The contest of these two teams was a contributing factor to the rise of League of Legends, as fans found more personality and excitement in the scene. It built fan-bases, gave a sense of solidarity and camaraderie, and heightened already close games to monumental matches. In Dota 2, the Na’Vi-Alliance match-up in the third International grand finals was already a clash of titans, but storylines built it up even greater; Na’Vi, the underdogs who had fallen 0-2 to Alliance previously, took the unstoppable team to a fifth and final game in the series. A last-second base rush, with both teams racing to destroy the Ancient and win the trophy, created one of the greatest moments in competitive Dota: a single Puck play that stopped a Na’Vi retreat and secured the game for Alliance.

It’s moments like TI3 and the “million-dollar Dream Coil” that heighten the e-sports experience beyond the monitor, and tense rivalries foster those times. Sometimes it isn’t even just a history, but years of close matches and good competition that force the best out of each other. The best competitor forces you to adapt, react and play better than you ever have before. Take, for example, the infamous “EVO Moment #37.”

Two players, Daigo Umehara and Justin Wong, had met frequently in different games throughout the years. Two masters of their craft, any match between the two was bound to be electric, and in the 2004 EVO finals, in a match of Street Fighter III: 3rd Strike, Justin Wong pushed Daigo to play at inhuman levels.

In a contest between Justin’s Chun-Li and Daigo’s Ken, the latter is left with a sliver of health in the match point of the series. Justin unleashes Chun-Li’s Super, a flurry of kicks which Daigo can parry if he can get almost frame-perfect inputs on every single attack. Daigo proceeds to not only parry every hit of the super but reply with a final parry into a follow-up combo, taking the final game in an explosive climax. It became one of the finest moments for Street Fighter, a huge gamble and display of skill from Daigo. The Online Edition of 3rd Strike even included a challenge solely based on this moment, where tons of rookies who thought it looked easy could try and fail to replicate it.

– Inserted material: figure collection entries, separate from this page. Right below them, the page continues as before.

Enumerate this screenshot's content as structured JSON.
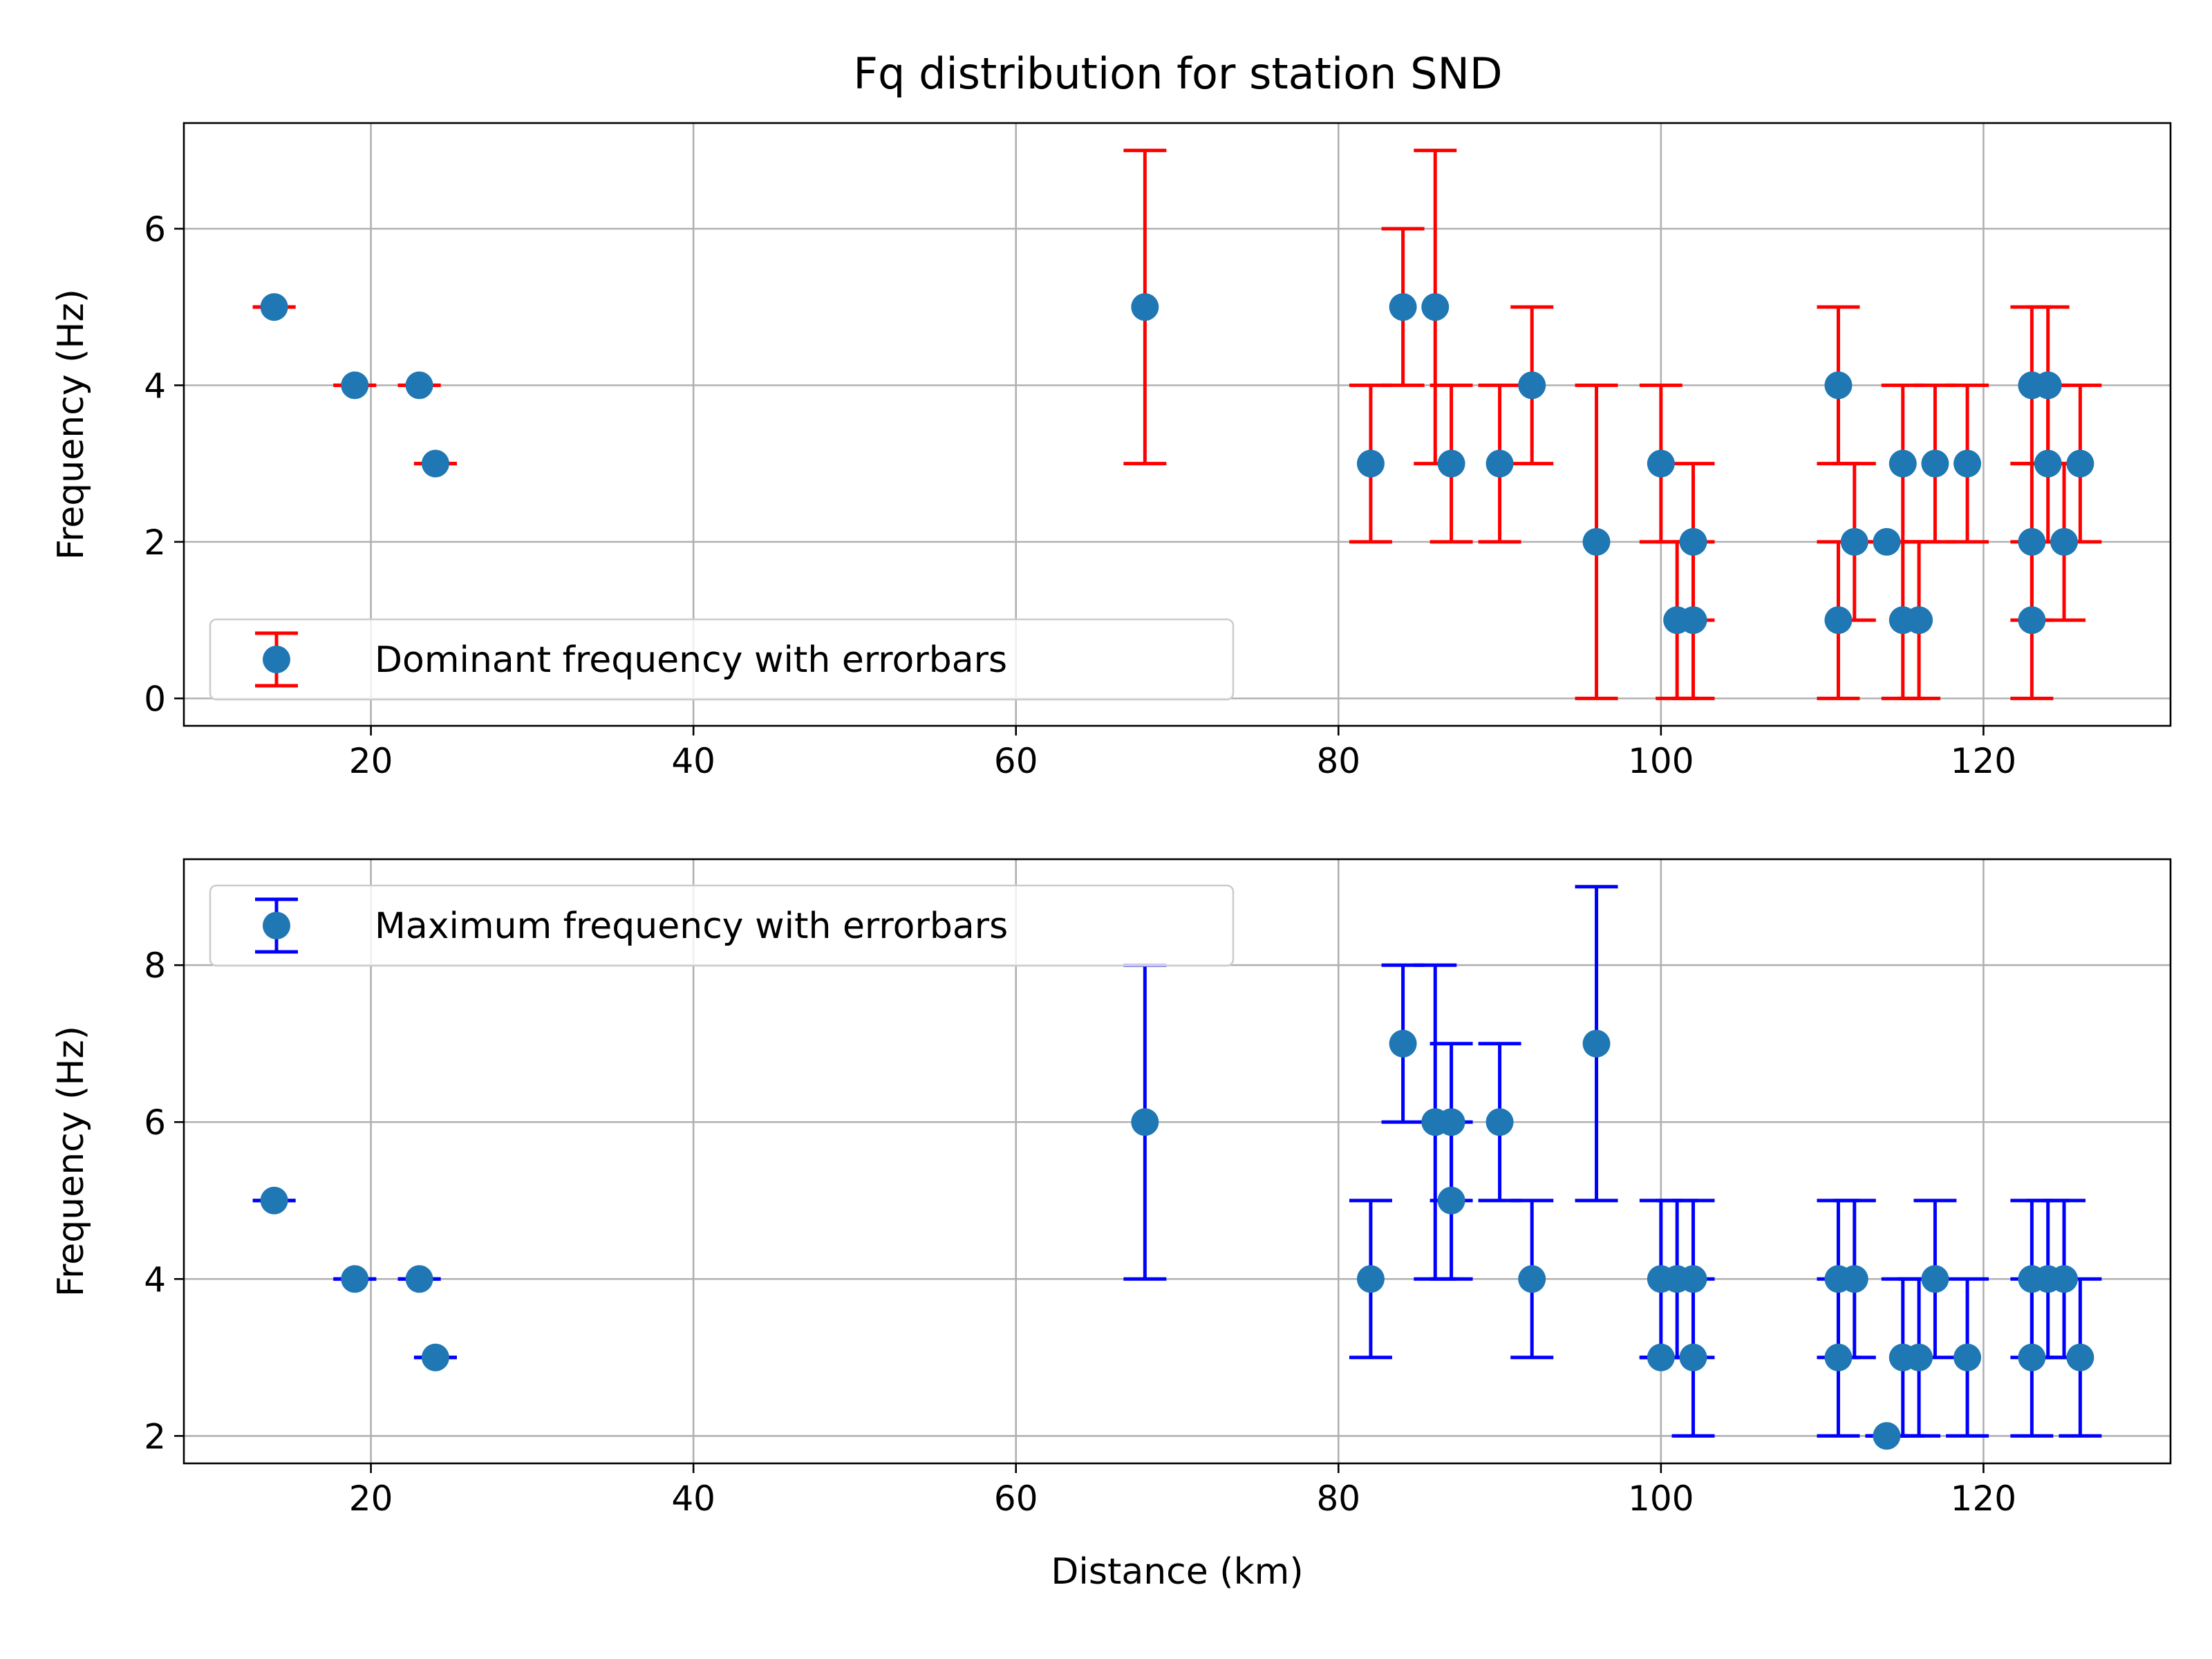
{
  "figure": {
    "title": "Fq distribution for station SND"
  },
  "colors": {
    "marker": "#1f77b4",
    "top_errorbar": "#ff0000",
    "bottom_errorbar": "#0000ff",
    "grid": "#b0b0b0"
  },
  "chart_data": [
    {
      "type": "scatter",
      "title": "Fq distribution for station SND",
      "xlabel": "",
      "ylabel": "Frequency (Hz)",
      "xlim": [
        8.4,
        131.6
      ],
      "ylim": [
        -0.35,
        7.35
      ],
      "xticks": [
        20,
        40,
        60,
        80,
        100,
        120
      ],
      "yticks": [
        0,
        2,
        4,
        6
      ],
      "grid": true,
      "legend_position": "lower-left",
      "series": [
        {
          "name": "Dominant frequency with errorbars",
          "errorbar_color": "red",
          "points": [
            {
              "x": 14,
              "y": 5,
              "lo": 5,
              "hi": 5
            },
            {
              "x": 19,
              "y": 4,
              "lo": 4,
              "hi": 4
            },
            {
              "x": 23,
              "y": 4,
              "lo": 4,
              "hi": 4
            },
            {
              "x": 24,
              "y": 3,
              "lo": 3,
              "hi": 3
            },
            {
              "x": 68,
              "y": 5,
              "lo": 3,
              "hi": 7
            },
            {
              "x": 82,
              "y": 3,
              "lo": 2,
              "hi": 4
            },
            {
              "x": 84,
              "y": 5,
              "lo": 4,
              "hi": 6
            },
            {
              "x": 86,
              "y": 5,
              "lo": 3,
              "hi": 7
            },
            {
              "x": 87,
              "y": 3,
              "lo": 2,
              "hi": 4
            },
            {
              "x": 90,
              "y": 3,
              "lo": 2,
              "hi": 4
            },
            {
              "x": 92,
              "y": 4,
              "lo": 3,
              "hi": 5
            },
            {
              "x": 96,
              "y": 2,
              "lo": 0,
              "hi": 4
            },
            {
              "x": 100,
              "y": 3,
              "lo": 2,
              "hi": 4
            },
            {
              "x": 101,
              "y": 1,
              "lo": 0,
              "hi": 2
            },
            {
              "x": 102,
              "y": 2,
              "lo": 1,
              "hi": 3
            },
            {
              "x": 102,
              "y": 1,
              "lo": 0,
              "hi": 2
            },
            {
              "x": 111,
              "y": 4,
              "lo": 3,
              "hi": 5
            },
            {
              "x": 111,
              "y": 1,
              "lo": 0,
              "hi": 2
            },
            {
              "x": 112,
              "y": 2,
              "lo": 1,
              "hi": 3
            },
            {
              "x": 114,
              "y": 2,
              "lo": 2,
              "hi": 2
            },
            {
              "x": 115,
              "y": 3,
              "lo": 2,
              "hi": 4
            },
            {
              "x": 115,
              "y": 1,
              "lo": 0,
              "hi": 2
            },
            {
              "x": 116,
              "y": 1,
              "lo": 0,
              "hi": 2
            },
            {
              "x": 117,
              "y": 3,
              "lo": 2,
              "hi": 4
            },
            {
              "x": 119,
              "y": 3,
              "lo": 2,
              "hi": 4
            },
            {
              "x": 123,
              "y": 4,
              "lo": 3,
              "hi": 5
            },
            {
              "x": 123,
              "y": 2,
              "lo": 1,
              "hi": 3
            },
            {
              "x": 123,
              "y": 1,
              "lo": 0,
              "hi": 2
            },
            {
              "x": 124,
              "y": 4,
              "lo": 3,
              "hi": 5
            },
            {
              "x": 124,
              "y": 3,
              "lo": 2,
              "hi": 4
            },
            {
              "x": 125,
              "y": 2,
              "lo": 1,
              "hi": 3
            },
            {
              "x": 126,
              "y": 3,
              "lo": 2,
              "hi": 4
            }
          ]
        }
      ]
    },
    {
      "type": "scatter",
      "title": "",
      "xlabel": "Distance (km)",
      "ylabel": "Frequency (Hz)",
      "xlim": [
        8.4,
        131.6
      ],
      "ylim": [
        1.65,
        9.35
      ],
      "xticks": [
        20,
        40,
        60,
        80,
        100,
        120
      ],
      "yticks": [
        2,
        4,
        6,
        8
      ],
      "grid": true,
      "legend_position": "upper-left",
      "series": [
        {
          "name": "Maximum frequency with errorbars",
          "errorbar_color": "blue",
          "points": [
            {
              "x": 14,
              "y": 5,
              "lo": 5,
              "hi": 5
            },
            {
              "x": 19,
              "y": 4,
              "lo": 4,
              "hi": 4
            },
            {
              "x": 23,
              "y": 4,
              "lo": 4,
              "hi": 4
            },
            {
              "x": 24,
              "y": 3,
              "lo": 3,
              "hi": 3
            },
            {
              "x": 68,
              "y": 6,
              "lo": 4,
              "hi": 8
            },
            {
              "x": 82,
              "y": 4,
              "lo": 3,
              "hi": 5
            },
            {
              "x": 84,
              "y": 7,
              "lo": 6,
              "hi": 8
            },
            {
              "x": 86,
              "y": 6,
              "lo": 4,
              "hi": 8
            },
            {
              "x": 87,
              "y": 6,
              "lo": 5,
              "hi": 7
            },
            {
              "x": 87,
              "y": 5,
              "lo": 4,
              "hi": 6
            },
            {
              "x": 90,
              "y": 6,
              "lo": 5,
              "hi": 7
            },
            {
              "x": 92,
              "y": 4,
              "lo": 3,
              "hi": 5
            },
            {
              "x": 96,
              "y": 7,
              "lo": 5,
              "hi": 9
            },
            {
              "x": 100,
              "y": 4,
              "lo": 3,
              "hi": 5
            },
            {
              "x": 100,
              "y": 3,
              "lo": 3,
              "hi": 3
            },
            {
              "x": 101,
              "y": 4,
              "lo": 3,
              "hi": 5
            },
            {
              "x": 102,
              "y": 4,
              "lo": 3,
              "hi": 5
            },
            {
              "x": 102,
              "y": 3,
              "lo": 2,
              "hi": 4
            },
            {
              "x": 111,
              "y": 4,
              "lo": 3,
              "hi": 5
            },
            {
              "x": 111,
              "y": 3,
              "lo": 2,
              "hi": 4
            },
            {
              "x": 112,
              "y": 4,
              "lo": 3,
              "hi": 5
            },
            {
              "x": 114,
              "y": 2,
              "lo": 2,
              "hi": 2
            },
            {
              "x": 115,
              "y": 3,
              "lo": 2,
              "hi": 4
            },
            {
              "x": 116,
              "y": 3,
              "lo": 2,
              "hi": 4
            },
            {
              "x": 117,
              "y": 4,
              "lo": 3,
              "hi": 5
            },
            {
              "x": 119,
              "y": 3,
              "lo": 2,
              "hi": 4
            },
            {
              "x": 123,
              "y": 4,
              "lo": 3,
              "hi": 5
            },
            {
              "x": 123,
              "y": 3,
              "lo": 2,
              "hi": 4
            },
            {
              "x": 124,
              "y": 4,
              "lo": 3,
              "hi": 5
            },
            {
              "x": 125,
              "y": 4,
              "lo": 3,
              "hi": 5
            },
            {
              "x": 126,
              "y": 3,
              "lo": 2,
              "hi": 4
            }
          ]
        }
      ]
    }
  ]
}
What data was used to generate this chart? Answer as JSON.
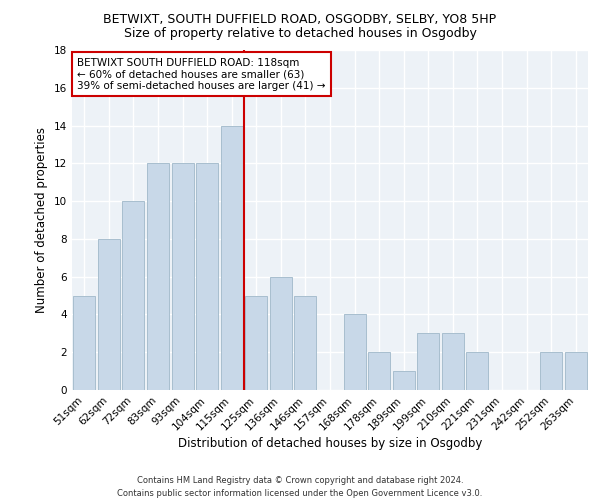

At this single moment, two competitors pressured each other. We see Justin take Daigo to the ropes, and the only response left for Daigo is to either lose, or play perfectly. Even if a rivalry isn’t as vocally stated as with TSM and CLG, the competition between two opponents on the top forces them to play not just at their best, but better than their opponent’s best, like Ali and Frazier. Competition isn’t just about the prize, but the victory of becoming greater than your opposition, while the loser now has motivation to come back even stronger, pushing harder than before.

It’s the tension that drives any competition, and for e-sports it has been no less important. Rivalries tell stories, build anticipation, enhance matches and force players to not just compete against any opponent, but one that knows them in-and-out, one who will push them to their greatest heights or leave them in the dust. Storytelling is the crux of sports, and has been for years, and in e-sports, as in all sports, the rivalries tell the story.